Remplaçons progressivement le système de régimes professionnels par un système national unique, le même pour tous, que chaque travailleur, quel que soit son statut approvisionnerait tout au long de son parcours professionnel, et il n’y aurait plus d’inégalité de traitement entre les actifs ; les décisions difficiles seraient comprises par tous.

La pénibilité ne fait pas partie de la réforme des retraites

A l’heure où l’actualité fait ses choux-gras de la réforme des retraites, il est assez navrant de voir les politiciens et les médias débattre à l’envie de la question de la pénibilité.

Celle-ci doit-elle être un élément à retenir pour fixer l’âge de départ en retraite ?

 La pauvreté des arguments échangés montre que, soit les débatteurs ne possèdent pas leur sujet, soit manquent de courage, notamment à droite.

 En effet, il faut rappeler que la pénibilité est déjà prise en charge par les systèmes d’indemnisation au titre de l’invalidité. Une personne qui serait usée par sa vie professionnelle, voire d’autres circonstances (accident, séquelles de maladie physique ou psychique) peut en effet espérer être indemnisée en attendant de pouvoir demander à bénéficier de sa pension de retraite, lorsqu’elle atteint l’âge légal.

 Certains pourront dire « dès lors qu’on l’indemnise au titre de l’invalidité, pourquoi ne pas la mettre directement en retraite ? » Et bien tout simplement parce que le système d’invalidité corrige a posteriori une situation d’invalidité avérée, alors que la pénibilité incluse au système de retraite en fait un a priori, qui bénéficierait à tout le monde, même ceux que la vie professionnelle n’a pas usé.

 Prenons l’exemple d’un ouvrier qui empilerait des parpaings : selon qu’il sera bâti comme David Douillet ou Kate Moss, la pénibilité sera avéré pour l’un et pas pour l’autre. On ne pourra donc pas relier la pénibilité au métier lui-même mais à la personne.

 Or intégrer cette dimension individuelle amènerait l’employeur à ne plus embaucher des personnes considérées comme potentiellement fragiles, ce qui constituerait une nouvelle source de discrimination sur l’aspect physique.
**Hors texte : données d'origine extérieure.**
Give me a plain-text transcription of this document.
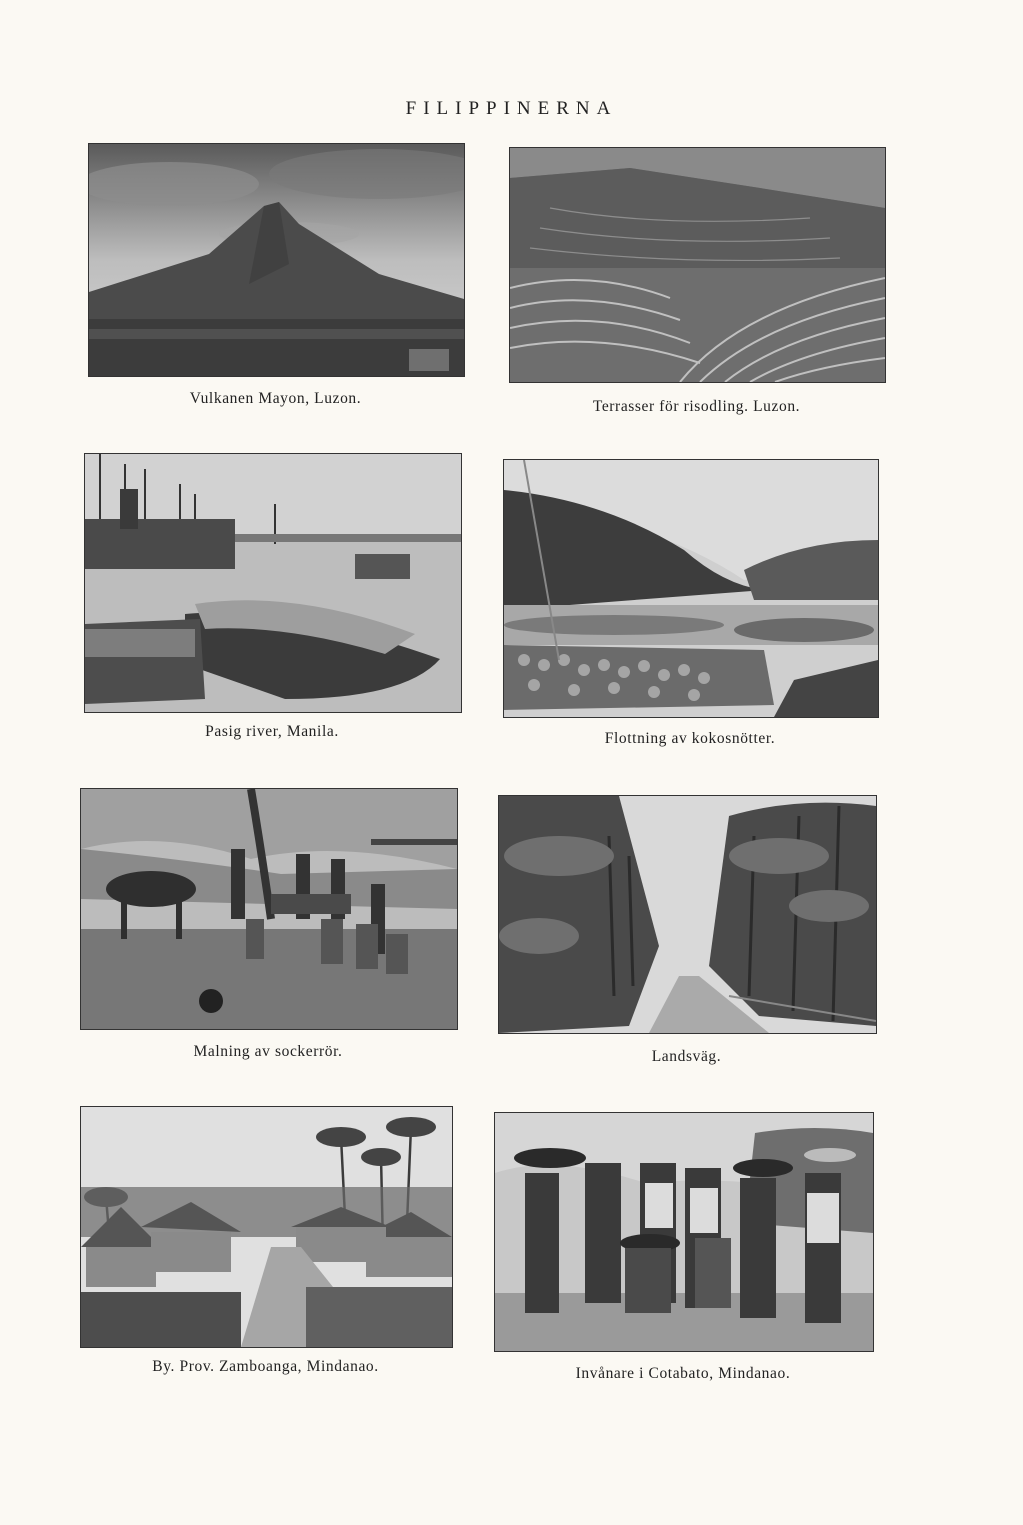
FILIPPINERNA
Vulkanen Mayon, Luzon.	Terrasser för risodling. Luzon.
Pasig river, Manila.	Flottning av kokosnötter.
Malning av sockerrör.	Landsväg.
By. Prov. Zamboanga, Mindanao.	Invånare i Cotabato, Mindanao.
 Par ailleurs, cet ouvrier ne va sans doute pas empiler des parpaings toute sa vie. Il changera de métier, voire d’employeur. Comment intégrer les années ouvrant droit à « l’avantage pénibilité » en cas de carrière évolutive ou discontinue ?

 Et enfin, l’effort physique doit-il seul ouvrir cet « avantage pénibilité » : si on se tourne vers les salariés de FRANCE-TELECOM, sans doute qu’un grand nombre d’entre eux qualifieraient leur travail de pénible, puisque poussant au suicide.

 S’il y a un moyen pragmatique de prendre en considération la pénibilité, c’est donc toujours a posteriori et pour des cas avérés. Ceci pourrait par contre ouvrir la réflexion d’un rapprochement avec les systèmes d’indemnisation des Accidents du Travail, où les entreprises supportent des cotisations plus ou moins fortes en fonction des mesures de prévention qu’elles prennent pour éviter ces mêmes accidents.

 Sans doute faut-il en effet réfléchir à des conditions financières qui incitent les entreprises à mettre en œuvre des mesures qui réduisent ou suppriment la pénibilité, car c’est là que doit être l’objectif futur, d’autant plus qu’en parallèle on veut garder les seniors dans les postes de travail.

La pénibilité doit alors être financée par une cotisation uniquement « patronale, et suffisamment dissuasive pour inciter les entreprises à faciliter les conditions de travail, alors qu’intégrée à la réforme des retraites, la charge de la pénibilité serait répartie, du fait de la cotisation salariale, sur tous les salariés.

 Et la réforme des retraites vise à construire le système applicable pour le futur : y intégrer les conditions du passé serait alors une erreur.